Why do LLMs struggle with simple string operations (like reversing a string)? This is roughly for the same reason as the previous question. To reverse a word, it is not enough to reverse the tokens representing that word.
Why are LLMs better in English? There are several reasons for this: the transformer’s training data and the tokenizer’s training data. For the transformer, more English data allows it to better learn the language and its nuances. For the tokenizer, if it is trained on English data, the generated tokens will be primarily adapted for English words, so we will need less context than for other languages.
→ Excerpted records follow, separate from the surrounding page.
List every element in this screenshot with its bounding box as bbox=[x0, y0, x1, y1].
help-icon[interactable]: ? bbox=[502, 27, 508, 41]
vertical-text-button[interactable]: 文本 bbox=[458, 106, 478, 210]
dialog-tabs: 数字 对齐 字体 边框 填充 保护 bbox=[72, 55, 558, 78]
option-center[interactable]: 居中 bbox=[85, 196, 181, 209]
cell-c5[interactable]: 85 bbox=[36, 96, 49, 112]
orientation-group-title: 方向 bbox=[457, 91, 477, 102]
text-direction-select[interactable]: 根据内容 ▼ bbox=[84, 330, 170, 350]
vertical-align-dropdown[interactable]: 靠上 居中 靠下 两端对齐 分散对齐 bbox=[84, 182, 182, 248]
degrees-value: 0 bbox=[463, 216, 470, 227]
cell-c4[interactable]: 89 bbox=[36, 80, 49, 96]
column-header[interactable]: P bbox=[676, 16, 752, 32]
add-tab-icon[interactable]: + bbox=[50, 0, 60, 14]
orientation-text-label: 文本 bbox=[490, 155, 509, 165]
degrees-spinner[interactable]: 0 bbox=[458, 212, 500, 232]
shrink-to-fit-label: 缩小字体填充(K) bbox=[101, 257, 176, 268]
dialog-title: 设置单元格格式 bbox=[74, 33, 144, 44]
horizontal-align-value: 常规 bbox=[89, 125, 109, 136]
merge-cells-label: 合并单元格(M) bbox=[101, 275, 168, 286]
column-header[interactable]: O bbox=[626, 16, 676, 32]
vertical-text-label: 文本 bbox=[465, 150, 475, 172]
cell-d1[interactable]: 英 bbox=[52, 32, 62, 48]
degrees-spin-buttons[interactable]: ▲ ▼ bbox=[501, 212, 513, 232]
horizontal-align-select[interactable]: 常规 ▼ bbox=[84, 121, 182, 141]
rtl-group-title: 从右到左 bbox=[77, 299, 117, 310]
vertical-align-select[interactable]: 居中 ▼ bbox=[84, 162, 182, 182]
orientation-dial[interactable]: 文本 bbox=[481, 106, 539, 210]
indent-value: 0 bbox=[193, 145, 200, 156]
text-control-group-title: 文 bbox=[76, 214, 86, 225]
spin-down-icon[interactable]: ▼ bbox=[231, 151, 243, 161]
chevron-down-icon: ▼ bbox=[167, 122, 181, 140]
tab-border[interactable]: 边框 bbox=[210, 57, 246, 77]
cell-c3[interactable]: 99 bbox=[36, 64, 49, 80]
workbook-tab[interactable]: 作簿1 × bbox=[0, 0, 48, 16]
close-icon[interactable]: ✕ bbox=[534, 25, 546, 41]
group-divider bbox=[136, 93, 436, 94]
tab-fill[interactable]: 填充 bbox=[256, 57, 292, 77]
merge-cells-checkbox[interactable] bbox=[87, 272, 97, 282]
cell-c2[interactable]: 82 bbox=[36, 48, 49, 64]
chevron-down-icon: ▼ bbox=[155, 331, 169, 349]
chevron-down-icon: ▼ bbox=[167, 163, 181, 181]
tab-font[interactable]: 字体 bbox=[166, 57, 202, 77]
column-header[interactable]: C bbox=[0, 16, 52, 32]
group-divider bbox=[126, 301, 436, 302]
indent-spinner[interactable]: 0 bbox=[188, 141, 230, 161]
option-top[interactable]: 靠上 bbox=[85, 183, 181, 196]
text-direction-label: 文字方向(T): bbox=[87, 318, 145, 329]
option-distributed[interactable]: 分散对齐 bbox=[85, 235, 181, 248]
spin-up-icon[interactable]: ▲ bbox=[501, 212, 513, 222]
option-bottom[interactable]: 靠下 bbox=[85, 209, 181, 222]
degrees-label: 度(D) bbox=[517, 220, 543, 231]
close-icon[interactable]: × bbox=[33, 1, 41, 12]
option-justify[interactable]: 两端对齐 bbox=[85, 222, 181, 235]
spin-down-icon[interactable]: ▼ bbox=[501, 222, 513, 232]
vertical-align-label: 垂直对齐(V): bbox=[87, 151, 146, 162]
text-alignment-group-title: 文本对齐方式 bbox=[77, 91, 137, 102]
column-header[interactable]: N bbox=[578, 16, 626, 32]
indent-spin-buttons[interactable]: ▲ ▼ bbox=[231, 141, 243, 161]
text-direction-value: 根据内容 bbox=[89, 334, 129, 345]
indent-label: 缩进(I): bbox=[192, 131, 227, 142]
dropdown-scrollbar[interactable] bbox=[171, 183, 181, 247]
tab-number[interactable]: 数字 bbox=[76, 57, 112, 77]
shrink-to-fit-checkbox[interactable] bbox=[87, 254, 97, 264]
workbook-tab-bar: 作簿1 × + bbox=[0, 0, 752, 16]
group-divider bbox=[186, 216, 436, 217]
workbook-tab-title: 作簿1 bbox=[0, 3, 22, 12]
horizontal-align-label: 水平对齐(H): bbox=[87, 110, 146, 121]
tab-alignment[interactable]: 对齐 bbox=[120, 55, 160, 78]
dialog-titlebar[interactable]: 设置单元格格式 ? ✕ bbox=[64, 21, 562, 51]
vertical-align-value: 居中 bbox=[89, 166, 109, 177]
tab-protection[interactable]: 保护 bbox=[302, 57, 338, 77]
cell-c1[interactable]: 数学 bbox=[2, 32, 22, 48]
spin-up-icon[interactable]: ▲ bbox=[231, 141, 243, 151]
Why are LLMs bad at arithmetic? Numbers are represented quite arbitrarily depending on the training data. Performing operations on these tokens is not an easy task for the LLM.
Why is GPT-2 not very good at Python? As we saw in this course, the GPT-2 tokenizer converts a simple space into a token. In Python, with indentation and multiple conditions/loops, there are quickly many spaces, which significantly impacts the context.
Why does my LLM stop immediately if I send it the string “”? This is a special token added in the training data to separate text. When the LLM encounters it, it must stop its generation.
Why does the LLM break when I talk to it about SolidGoldMagiKarp? This question is a bit less obvious, and I recommend reading the excellent blogpost. In simple terms, if words are present in the tokenizer’s training data but not in the LLM’s training data, then the embedding of this token will not be trained at all, and the LLM will behave randomly when it encounters this token. SolidGoldMagiKarp is a Reddit user who must have appeared regularly in the tokenizer’s training data but not in the transformer’s training data.
Why is it preferable to use YAML rather than JSON with LLMs? This is a bit like with Python. The GPT-2 tokenizer (and most models, for that matter) converts a JSON document into more tokens than its YAML equivalent. Switching from JSON to YAML thus reduces the context needed to process the document.